One day I got talking with a veteran Warkari, Mr Shinde was 70, and a former AGM with Tata Motors. He told me there were broadly five kinds of pilgrims he had seen during his many yatras Those who were spiritual-minded, those who sought to escape domestic stress, some who were in it to transact with God, then there were vagabonds who joined for the free food and the ride, and finally those who were in it for pure adventure. As I heard him I wondered about my own motives for being a part of this river of people. Perhaps, I was there out of curiosity and to seek adventure.

Surprisingly, I didn’t meet many people who were re-evaluating their life or looking for personal transformation or trying to find some deep existential meaning. No one bleated about physical, mental, spiritual, auras needing to align. While everyone’s reasons for participating differed, the easy joy of the faithful was infectious and invigorating.

(SUB HEAD) The ardous part

Admittedly though, the joy came a bit later. The first three routes -- Alandi to Pune, from there to Saswad and eventually to Jejuri, roughly 80 kilometres—were the toughest. While there are days of rest in between, the body starts protesting pretty early on. By day 5 there were many who reported fever, cough and cold, blisters, body ache and pulled muscles. Walking barefoot under the blazing sun on hot or mucky roads when it rained, added to the discomfiture.

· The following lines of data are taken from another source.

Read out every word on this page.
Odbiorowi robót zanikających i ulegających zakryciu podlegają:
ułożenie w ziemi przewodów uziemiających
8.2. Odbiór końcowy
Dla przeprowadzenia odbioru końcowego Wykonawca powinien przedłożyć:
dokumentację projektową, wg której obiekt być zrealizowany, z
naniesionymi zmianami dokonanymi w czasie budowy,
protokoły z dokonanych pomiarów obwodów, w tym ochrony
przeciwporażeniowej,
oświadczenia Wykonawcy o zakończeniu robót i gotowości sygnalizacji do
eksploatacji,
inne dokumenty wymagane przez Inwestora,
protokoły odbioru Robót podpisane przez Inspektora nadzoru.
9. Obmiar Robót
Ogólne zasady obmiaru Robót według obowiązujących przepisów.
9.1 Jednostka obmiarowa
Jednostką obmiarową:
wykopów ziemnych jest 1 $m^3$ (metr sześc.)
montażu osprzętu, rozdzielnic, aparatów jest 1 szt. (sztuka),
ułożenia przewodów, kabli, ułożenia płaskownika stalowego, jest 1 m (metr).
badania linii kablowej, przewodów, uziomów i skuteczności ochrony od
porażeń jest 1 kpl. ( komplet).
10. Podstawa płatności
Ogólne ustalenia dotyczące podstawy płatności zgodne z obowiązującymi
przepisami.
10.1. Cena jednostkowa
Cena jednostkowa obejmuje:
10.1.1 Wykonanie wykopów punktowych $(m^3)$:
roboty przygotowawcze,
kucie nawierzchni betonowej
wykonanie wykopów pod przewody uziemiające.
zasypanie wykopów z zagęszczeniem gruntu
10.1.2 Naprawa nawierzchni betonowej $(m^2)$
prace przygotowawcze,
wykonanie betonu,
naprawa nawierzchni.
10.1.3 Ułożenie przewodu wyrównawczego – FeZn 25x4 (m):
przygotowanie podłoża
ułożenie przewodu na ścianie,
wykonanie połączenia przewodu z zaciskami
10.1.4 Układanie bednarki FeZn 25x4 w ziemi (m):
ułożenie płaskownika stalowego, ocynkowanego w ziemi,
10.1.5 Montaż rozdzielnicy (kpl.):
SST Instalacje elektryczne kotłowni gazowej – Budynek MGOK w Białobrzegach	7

The final day’s journey from Wakhari to Pandharpur was only three hour long but it poured relentlessly. Despite that, we sang and danced with an even greater gusto than usual. The Tukaram Dindi and the Dnyneshwar Dindi, of which I was a part, converged and the crowds were staggering. We reached our resting place at Pandharpur the night before Ekadashi. The Warkaris, instead of being exhausted seemed infused with greater vigour. They went to take a dip in the Chandrabhaga river that night, changed into their finery and then all of us went to stand in the line for Vithoba’s darshan. It was fascinating to see the pilgrims dressed up as if they were going to a wedding. It was cold, it was raining, but a collective euphoria seemed to have descended upon us as we sang and chanted, buoyed by the prospect of darshan.

As I write this account of the journey, the lines between the real and the surreal already feel blurred. For three decades of my working life I had been a part of the get-up-and-go life of any big city, I had seen at close quarters, and been a part of cutthroat competitiveness-- it became the only life I knew. But here suddenly, in the space of 3 weeks, I saw human capital play out in its rawest, most primal form. The power of faith is something that we all dismiss as a figure of speech but to see it physically lift the human spirit above survival, ego, competition, classism, ageism, materialism and almost every other ism is spectacle like no other. It’s almost like life was telling me, ‘You think you’ve seen reality? Hold on, I’ll show you reality.’

And suddenly, the life I’ve lived so far, seems like a long surreal dream from which I’ve now woken up.